(625m) Effects of Small-Molecule Inhibition of Central Metabolism In a B-Cell Lymphoma Model of Myc-Driven Cancer | AIChE

(625m) Effects of Small-Molecule Inhibition of Central Metabolism In a B-Cell Lymphoma Model of Myc-Driven Cancer


Murphy, T. A. - Presenter, Vanderbilt University

Cancer metabolism has, in recent years, become an attractive avenue for targeted therapeutics. Anabolic and catabolic processes are tightly regulated within any proliferating cell, with a cancerous cell being no different. Central metabolism supplies the cell with intermediate metabolites that satisfy energy, redox homeostasis, and biosynthetic requirements. The overall metabolic state is determined by the oncogenic mutations and microenvironmental conditions that characterize a particular cancer cell. The transcription factor c-Myc is an oncoprotein that exhibits deregulated expression in over 30% of all cancers. In addition to its role as a global regulator of cell cycle and apoptosis, c-Myc exerts significant control over cellular metabolism. Targeting deregulated metabolic pathways with small-molecule inhibitors has become an attractive therapeutic strategy because of recent findings that suggest these metabolic alterations may play a critical role in promoting cancer progression.

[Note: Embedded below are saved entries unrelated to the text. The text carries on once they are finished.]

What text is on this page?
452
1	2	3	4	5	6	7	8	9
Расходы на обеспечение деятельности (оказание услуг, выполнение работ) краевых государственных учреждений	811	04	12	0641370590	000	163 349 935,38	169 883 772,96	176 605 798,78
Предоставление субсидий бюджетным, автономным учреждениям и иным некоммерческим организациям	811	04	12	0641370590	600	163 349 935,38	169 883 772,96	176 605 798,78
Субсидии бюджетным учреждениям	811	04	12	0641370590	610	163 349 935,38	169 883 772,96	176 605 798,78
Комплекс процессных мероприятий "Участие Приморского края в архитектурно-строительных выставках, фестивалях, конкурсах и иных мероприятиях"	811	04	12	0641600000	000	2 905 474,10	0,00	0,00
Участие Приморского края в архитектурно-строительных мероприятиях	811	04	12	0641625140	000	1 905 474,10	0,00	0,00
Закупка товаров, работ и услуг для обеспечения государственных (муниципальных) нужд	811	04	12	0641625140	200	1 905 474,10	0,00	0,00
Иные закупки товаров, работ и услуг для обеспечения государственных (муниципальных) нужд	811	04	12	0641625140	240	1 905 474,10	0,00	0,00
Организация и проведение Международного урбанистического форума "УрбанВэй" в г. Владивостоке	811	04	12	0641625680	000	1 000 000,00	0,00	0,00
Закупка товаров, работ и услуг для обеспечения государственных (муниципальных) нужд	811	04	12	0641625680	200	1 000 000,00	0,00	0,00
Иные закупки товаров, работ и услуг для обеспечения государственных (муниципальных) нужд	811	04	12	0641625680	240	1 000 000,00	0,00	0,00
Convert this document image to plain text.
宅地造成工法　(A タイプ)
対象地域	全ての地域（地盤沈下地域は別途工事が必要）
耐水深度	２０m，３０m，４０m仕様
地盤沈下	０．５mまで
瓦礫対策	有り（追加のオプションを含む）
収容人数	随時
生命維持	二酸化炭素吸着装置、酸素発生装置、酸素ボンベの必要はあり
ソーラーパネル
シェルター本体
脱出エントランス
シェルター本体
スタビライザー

Our recent work using a B-cell line with regulatable expression of c-Myc reveals a strong coupling between c-Myc expression and metabolic state. We applied metabolic flux analysis (MFA) using 13C-labeled glucose tracers and GC-MS profiling to compare High and Low Myc states. Growth was inhibited by 50% under the Low Myc state, while specific rates of glucose uptake and lactate secretion were decreased by 20% and uptake of several amino acids such as glutamine and serine were decreased by over 50% in comparison to the High Myc state. We have also treated High and Low Myc expressing cells with selective metabolic inhibitors to determine their effects on growth and metabolism. We hypothesized that the High Myc cells would be more sensitive to these inhibitors than the Low Myc cells. Early results indicate that High Myc cells are more sensitive to oxamate, which is a specific inhibitor of lactate dehydrogenase, with an IC50 an order of magnitude lower than that of the Low Myc cells. Ongoing work is being conducted to quantify the metabolic alterations that occur in response to this and other metabolic inhibitors using 13C-MFA, and how they differ depending on the level of c-Myc expression.